De cette manière, la Russie démontre qu'elle ne garantit pas la sécurité du "corridor céréalier" et ne garantit pas, en premier lieu, la sécurité des ports ukrainiens. C'est pourquoi les principaux objectifs des attaques russes sont devenus les ports d'Odessa et de Tchornomorsk, où se trouvent les terminaux céréaliers ukrainiens et internationaux, ainsi que les terminaux d'huile de tournesol. Cela démontre que la Russie essaie de faire pression sur l'ONU et la Turquie afin qu'elles acceptent les conditions russes pour prolonger l'accord sur les céréales. Cela confirme également la déclaration de Poutine du 19 juillet : "Nous ne sommes pas contre l'accord en tant que tel. Et nous envisagerons la possibilité d'y revenir, mais à une condition - si tous les principes de la participation de la Russie à l'accord sont pleinement pris en compte et mis en œuvre". Parmi les conditions énoncées par Poutine figurent la levée des sanctions concernant les exportations de céréales et d'engrais russes vers les marchés mondiaux, la connexion des banques au réseau SWIFT et la fin de "toutes les restrictions". 
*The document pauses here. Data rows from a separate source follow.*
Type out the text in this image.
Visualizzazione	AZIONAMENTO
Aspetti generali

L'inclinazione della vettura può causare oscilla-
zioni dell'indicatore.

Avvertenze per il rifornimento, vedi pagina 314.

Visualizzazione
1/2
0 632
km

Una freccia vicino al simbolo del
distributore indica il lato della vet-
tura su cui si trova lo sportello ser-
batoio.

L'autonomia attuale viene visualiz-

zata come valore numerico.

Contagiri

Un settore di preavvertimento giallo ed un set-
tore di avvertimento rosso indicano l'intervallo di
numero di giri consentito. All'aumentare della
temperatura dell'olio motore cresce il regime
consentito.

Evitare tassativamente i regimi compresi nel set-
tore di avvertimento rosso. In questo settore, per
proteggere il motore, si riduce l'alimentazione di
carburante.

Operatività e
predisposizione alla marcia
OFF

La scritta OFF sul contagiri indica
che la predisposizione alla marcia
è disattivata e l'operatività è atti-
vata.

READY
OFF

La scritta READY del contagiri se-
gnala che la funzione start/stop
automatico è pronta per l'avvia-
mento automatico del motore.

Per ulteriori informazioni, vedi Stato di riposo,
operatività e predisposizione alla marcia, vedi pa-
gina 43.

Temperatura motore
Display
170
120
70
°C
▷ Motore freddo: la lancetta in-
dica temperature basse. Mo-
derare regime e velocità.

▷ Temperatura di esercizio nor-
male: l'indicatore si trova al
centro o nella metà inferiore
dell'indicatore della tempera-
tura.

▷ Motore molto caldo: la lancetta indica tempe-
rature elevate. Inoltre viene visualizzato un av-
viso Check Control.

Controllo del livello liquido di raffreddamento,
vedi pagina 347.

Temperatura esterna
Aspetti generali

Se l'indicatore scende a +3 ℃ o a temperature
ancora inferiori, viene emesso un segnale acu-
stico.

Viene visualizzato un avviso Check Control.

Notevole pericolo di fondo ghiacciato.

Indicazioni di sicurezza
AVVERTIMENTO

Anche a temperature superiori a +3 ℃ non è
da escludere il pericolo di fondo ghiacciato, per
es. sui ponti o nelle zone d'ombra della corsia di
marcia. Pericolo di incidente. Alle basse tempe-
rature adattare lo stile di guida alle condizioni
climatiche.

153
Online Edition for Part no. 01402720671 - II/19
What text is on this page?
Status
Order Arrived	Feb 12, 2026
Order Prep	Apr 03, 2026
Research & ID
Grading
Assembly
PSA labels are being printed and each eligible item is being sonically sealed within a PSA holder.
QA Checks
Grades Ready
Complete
Les bombardements massifs de l'infrastructure portuaire de la région d'Odessa témoignent également des intentions plus agressives de la Russie concernant les perspectives d'exportation agricole de l'Ukraine. Elle ne se limitera pas à se désengager de l'accord sur les céréales, mais a l'intention de détruire toute possibilité pour l'Ukraine d'exporter ses produits par voie maritime en détruisant les infrastructures portuaires appropriées. 

Commentant les bombardements massifs de l'infrastructure portuaire le 19 juillet, le président de l'Ukraine, Zelensky, a déclaré : "Les terroristes russes ont délibérément pris pour cible l'infrastructure de l'accord sur les céréales, et chaque missile russe est une frappe non seulement contre l'Ukraine, mais aussi contre tous ceux dans le monde qui aspirent à une vie normale et sûre." 

Le Haut Représentant de l'UE, Josep Borrell, a déclaré le 20 juillet à Bruxelles avant le début de la réunion du Conseil des ministres de l'UE des Affaires étrangères, que les bombardements ciblés par la Russie contre l'infrastructure portuaire d'Odessa pendant trois nuits consécutives entraîneraient une crise alimentaire mondiale. Pour étayer ses propos, l'agence Bloomberg a rapporté que le 19 juillet, les contrats à terme sur le blé à la bourse de Chicago ont augmenté de 9%, enregistrant ainsi la plus forte augmentation en une journée depuis 2012. Le matin du 20 juillet, le prix a encore augmenté de 1%. Ainsi, avec ses actions agressives et ses déclarations récentes, la Russie alimente l'inflation alimentaire mondiale.